Successful websites are designed and built. A good web designer approaches a website build like an architect — designing the right functionality, structure and use of materials to get the best results. Only a painter/ decorator would focus on the colour scheme and finished look.
And what’s the fundamental building block, foundations and bulk of a website? Content.
Chocolate teapots and animal cruelty
No matter how beautiful a chocolate teapot might be, it’s still useless — in design you just can’t ignore the content.
An architect can’t ignore what material they have to work with and how to get the best from it — first you must ensure the design is fit-for-purpose and built on solid foundations.
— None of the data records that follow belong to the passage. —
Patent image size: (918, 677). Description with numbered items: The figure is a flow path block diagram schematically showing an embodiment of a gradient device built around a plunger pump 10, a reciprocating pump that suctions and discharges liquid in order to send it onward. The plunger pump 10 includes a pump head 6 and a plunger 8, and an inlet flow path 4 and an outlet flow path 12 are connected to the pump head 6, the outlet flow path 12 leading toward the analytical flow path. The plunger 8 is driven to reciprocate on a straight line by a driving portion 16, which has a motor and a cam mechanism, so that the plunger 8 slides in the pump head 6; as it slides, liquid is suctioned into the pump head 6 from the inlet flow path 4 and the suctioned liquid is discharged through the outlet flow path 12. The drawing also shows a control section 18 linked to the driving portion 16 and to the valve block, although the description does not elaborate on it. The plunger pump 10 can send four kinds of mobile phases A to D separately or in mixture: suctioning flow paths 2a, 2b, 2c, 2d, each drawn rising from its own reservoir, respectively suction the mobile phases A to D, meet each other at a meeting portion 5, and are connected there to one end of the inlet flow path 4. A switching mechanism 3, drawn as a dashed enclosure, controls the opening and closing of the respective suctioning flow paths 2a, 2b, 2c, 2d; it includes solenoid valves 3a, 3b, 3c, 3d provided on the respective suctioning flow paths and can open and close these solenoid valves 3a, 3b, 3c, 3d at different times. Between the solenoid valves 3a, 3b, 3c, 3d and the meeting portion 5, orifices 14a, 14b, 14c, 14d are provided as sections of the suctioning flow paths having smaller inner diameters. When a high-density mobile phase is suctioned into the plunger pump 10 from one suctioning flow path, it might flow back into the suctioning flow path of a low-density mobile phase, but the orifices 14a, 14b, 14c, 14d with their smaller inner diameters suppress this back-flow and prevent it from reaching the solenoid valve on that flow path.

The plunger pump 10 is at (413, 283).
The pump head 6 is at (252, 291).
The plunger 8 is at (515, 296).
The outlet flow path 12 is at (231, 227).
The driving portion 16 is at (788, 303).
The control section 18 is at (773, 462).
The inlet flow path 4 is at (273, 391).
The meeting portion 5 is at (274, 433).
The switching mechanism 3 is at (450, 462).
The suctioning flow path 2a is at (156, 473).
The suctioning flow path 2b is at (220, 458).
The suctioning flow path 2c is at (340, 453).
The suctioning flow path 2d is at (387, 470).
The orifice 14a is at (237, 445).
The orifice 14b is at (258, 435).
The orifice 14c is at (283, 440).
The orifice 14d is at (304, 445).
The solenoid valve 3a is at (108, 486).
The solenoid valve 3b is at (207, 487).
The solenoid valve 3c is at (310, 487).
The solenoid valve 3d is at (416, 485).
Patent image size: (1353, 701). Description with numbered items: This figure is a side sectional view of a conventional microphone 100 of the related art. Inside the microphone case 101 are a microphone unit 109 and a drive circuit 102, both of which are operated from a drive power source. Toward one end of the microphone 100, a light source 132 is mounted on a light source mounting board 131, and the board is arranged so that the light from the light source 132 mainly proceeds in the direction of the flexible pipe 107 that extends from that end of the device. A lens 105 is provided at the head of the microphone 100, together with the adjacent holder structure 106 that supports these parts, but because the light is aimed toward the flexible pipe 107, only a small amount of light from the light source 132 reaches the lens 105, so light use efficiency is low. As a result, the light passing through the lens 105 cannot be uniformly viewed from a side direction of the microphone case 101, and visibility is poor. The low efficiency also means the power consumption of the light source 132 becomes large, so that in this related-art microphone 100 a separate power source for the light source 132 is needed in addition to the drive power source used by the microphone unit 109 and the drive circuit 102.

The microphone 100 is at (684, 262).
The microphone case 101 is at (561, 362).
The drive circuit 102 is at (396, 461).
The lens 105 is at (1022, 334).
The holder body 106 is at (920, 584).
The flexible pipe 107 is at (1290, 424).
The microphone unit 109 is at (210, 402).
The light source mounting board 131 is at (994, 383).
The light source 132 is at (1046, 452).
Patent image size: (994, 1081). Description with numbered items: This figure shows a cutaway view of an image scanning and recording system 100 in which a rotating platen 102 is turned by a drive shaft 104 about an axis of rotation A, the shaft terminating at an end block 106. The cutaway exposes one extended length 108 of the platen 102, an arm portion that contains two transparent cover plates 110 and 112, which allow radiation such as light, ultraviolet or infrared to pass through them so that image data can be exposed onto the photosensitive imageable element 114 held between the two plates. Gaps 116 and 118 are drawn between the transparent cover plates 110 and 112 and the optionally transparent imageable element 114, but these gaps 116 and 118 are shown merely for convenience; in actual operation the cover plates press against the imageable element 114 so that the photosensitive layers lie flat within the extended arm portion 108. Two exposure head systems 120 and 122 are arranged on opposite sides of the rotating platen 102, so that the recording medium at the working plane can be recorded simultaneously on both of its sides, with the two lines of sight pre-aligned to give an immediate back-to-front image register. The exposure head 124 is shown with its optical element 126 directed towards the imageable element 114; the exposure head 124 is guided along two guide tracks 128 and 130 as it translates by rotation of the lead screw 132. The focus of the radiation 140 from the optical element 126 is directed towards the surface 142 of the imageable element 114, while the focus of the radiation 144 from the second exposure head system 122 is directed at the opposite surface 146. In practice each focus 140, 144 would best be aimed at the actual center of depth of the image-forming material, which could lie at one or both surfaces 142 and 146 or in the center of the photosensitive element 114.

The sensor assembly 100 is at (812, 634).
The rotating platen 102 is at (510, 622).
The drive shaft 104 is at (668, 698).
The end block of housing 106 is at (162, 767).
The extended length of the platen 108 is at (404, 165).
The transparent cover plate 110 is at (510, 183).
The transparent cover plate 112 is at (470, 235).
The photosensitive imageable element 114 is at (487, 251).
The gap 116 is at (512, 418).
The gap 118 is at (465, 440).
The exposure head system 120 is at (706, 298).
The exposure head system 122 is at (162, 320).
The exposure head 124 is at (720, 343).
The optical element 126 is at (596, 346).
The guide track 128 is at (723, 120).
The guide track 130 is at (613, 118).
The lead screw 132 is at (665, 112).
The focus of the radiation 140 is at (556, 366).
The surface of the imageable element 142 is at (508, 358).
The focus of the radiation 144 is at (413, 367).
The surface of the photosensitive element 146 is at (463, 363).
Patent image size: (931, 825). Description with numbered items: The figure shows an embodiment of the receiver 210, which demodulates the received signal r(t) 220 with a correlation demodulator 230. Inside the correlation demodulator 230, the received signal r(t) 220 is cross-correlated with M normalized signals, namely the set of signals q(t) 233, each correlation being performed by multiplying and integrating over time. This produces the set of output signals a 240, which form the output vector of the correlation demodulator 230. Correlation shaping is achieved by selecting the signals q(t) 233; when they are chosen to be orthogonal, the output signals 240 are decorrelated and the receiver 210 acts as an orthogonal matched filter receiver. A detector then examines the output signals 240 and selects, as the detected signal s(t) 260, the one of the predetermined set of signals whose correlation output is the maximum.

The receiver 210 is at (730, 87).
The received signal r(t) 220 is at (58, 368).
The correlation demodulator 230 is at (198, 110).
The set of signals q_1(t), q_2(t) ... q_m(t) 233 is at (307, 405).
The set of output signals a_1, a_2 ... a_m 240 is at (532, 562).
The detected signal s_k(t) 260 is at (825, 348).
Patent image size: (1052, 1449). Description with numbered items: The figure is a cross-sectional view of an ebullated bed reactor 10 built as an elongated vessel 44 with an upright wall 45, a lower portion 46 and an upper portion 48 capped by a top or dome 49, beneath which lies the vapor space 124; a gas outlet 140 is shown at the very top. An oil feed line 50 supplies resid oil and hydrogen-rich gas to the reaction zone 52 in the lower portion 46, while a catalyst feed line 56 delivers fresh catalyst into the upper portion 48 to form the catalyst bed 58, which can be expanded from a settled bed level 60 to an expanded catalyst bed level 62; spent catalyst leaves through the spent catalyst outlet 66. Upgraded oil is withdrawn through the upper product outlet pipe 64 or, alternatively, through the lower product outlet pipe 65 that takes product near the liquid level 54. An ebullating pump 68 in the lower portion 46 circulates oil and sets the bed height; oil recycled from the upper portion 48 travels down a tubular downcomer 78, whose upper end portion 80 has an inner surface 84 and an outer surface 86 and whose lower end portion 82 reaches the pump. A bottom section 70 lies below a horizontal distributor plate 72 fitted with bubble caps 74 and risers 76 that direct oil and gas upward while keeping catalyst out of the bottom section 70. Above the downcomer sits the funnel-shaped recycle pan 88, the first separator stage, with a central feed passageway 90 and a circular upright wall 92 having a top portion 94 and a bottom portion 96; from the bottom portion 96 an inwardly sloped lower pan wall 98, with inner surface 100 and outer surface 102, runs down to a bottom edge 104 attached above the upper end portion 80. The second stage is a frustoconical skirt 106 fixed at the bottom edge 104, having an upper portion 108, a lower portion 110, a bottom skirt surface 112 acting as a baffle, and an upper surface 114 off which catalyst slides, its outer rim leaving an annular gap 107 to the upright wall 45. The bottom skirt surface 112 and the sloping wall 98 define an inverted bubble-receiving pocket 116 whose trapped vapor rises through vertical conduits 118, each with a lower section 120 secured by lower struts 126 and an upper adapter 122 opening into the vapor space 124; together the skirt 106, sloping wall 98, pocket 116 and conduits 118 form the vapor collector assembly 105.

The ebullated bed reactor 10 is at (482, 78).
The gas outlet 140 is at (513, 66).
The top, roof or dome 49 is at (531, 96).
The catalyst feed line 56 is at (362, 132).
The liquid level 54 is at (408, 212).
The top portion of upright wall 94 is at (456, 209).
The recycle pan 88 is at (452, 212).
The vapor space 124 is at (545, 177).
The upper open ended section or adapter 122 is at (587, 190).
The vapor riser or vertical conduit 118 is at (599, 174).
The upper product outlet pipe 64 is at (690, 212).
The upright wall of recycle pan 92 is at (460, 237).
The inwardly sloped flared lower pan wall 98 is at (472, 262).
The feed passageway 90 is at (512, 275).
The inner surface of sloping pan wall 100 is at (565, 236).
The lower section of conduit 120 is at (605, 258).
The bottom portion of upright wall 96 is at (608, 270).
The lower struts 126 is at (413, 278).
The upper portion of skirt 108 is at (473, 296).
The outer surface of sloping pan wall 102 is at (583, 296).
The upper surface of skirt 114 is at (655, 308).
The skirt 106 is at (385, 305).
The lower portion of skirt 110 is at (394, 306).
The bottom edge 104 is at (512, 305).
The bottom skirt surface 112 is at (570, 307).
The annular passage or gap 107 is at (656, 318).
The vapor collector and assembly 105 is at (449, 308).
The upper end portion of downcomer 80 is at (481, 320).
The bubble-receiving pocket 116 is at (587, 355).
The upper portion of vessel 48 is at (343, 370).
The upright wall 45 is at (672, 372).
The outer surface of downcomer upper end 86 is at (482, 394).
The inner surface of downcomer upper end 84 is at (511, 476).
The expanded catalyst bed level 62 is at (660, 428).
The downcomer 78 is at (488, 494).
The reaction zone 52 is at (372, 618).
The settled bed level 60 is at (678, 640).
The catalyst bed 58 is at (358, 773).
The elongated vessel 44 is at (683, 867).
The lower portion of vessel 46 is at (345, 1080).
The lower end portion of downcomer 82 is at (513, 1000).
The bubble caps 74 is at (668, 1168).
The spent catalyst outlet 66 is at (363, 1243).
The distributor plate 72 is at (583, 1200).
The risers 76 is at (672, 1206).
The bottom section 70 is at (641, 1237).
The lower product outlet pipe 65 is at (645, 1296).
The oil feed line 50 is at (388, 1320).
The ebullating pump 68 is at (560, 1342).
Ignore this and then, no matter how pretty the ‘design’, it won’t be effective and will fail.
What if none of your content fits? Are you supposed to ruin effective sales copy or change your message to fit the design? Isn’t that like sawing the legs off a racehorse because the stable ceiling is too low?
Putting the maimed horse before the cart
Beware web decorators that don’t ask for any content before starting a design. A Photoshop mock-up with ‘ipsum lorem’ filler text is hardly a design built to your specific needs to maximise the value of your content is it? Ask this kind of web designer exactly which shade of blue will boost your sales the most or if search engines prefer stripes or polka dots!
Good web designers need to know…
What pages are needed? How will they link? What will the navigation be? Where do you want the visitor to go? What needs focus? What message is being communicated? What’s the optimum site architecture for SEO, sales funnels and effective calls-to-action? How much space does each content block need? How does the content flow? How do the graphical elements support the message, brand, sales copy and tone of voice? Is the design unified or at odds with the content? Does everything come together to create the best user experience and sales environment? etc…
You need content to answer those questions and design an effective website. If you’re not being asked about your content or you’re a web designer who ignores it then you should change to someone who does.






7 comments/ references for Website designer/ architect or painter/ decorator?
ErisDS — 5 comments
All clients need to read this.
In too many cases, web designers have no option but to go with Lorem Ipsum as they are given nothing other than a few headings, a basic site structure, or worse nothing to work with.
In a perfect world all clients come with content at the ready, in this less-than-perfect world, we do what we have to do to get the job done because the customer is always right – they want to see a design next tuesday & the content is “On it’s way”…
Meshach
Great article.
Scott S
Another wise article John.
Have to agree with Eris though. As designers, we don’t always have the luxury of content when it comes to the initial design!
Keep up the good work old chap!
Wizely,
SEO Copywriter
Thanks Scott! It’s easy to see that web design clients are often their own worst enemy by not thinking “What do I want to say?” before worrying about how to present it.
I’m with Eris too – “All clients need to read this” and she’s spot-on with people in such a rush to see a design that the content’s always “On its way”. But effective websites (and most communications for that matter) get the best results through copy and design working in harmony – what you say and how you say it.
Content shouldn’t be a luxury it should be a necessity!
It’s not always possible to get complete content before working on the design, but when copywriter and designer work together? Well there’s no doubt that the client gets a website that will get better results.
And why don’t web design clients realise this? (Here’s where I think web designers on the whole can’t just blame their clients!) Because the vast majority of designers don’t talk about copy and so many focus on their craft (ooh it’s w3c-compliant XHTML!) that they don’t talk to their clients about how the website is actually going to make sales.
Let’s get together in harmony and make this imperfect world perfect – content isn’t a dirty word, start mentioning it!
Thanks guys
Duncan — 1 comment
The nail has been hit on the head in this article and in the comments here.
We are constantly chasing clients for copy, it seems that most do not know where to start and so put it off despite our efforts to get it at the beginning of a project.
We have now teamed up with a great copywriter to offer a copy writing service to run in parallel with the web design.
This should help those client who struggle to write anything at all and those who write pages and pages of copy that just doesn’t have the focus and concentration that a good copywriter can achieve.
Writing good copy is just as much a skill as designing a website and I think its often not given the credit and attention it deserves.
Rob Mason — 4 comments
“Putting the maimed horse before the cart” – classic.
Marlene Affeld
I am preparing to build a new site and will be hiring a website design company. Your article was very helpful – answered a lot of questions and cleared confusion. Thanks for the information.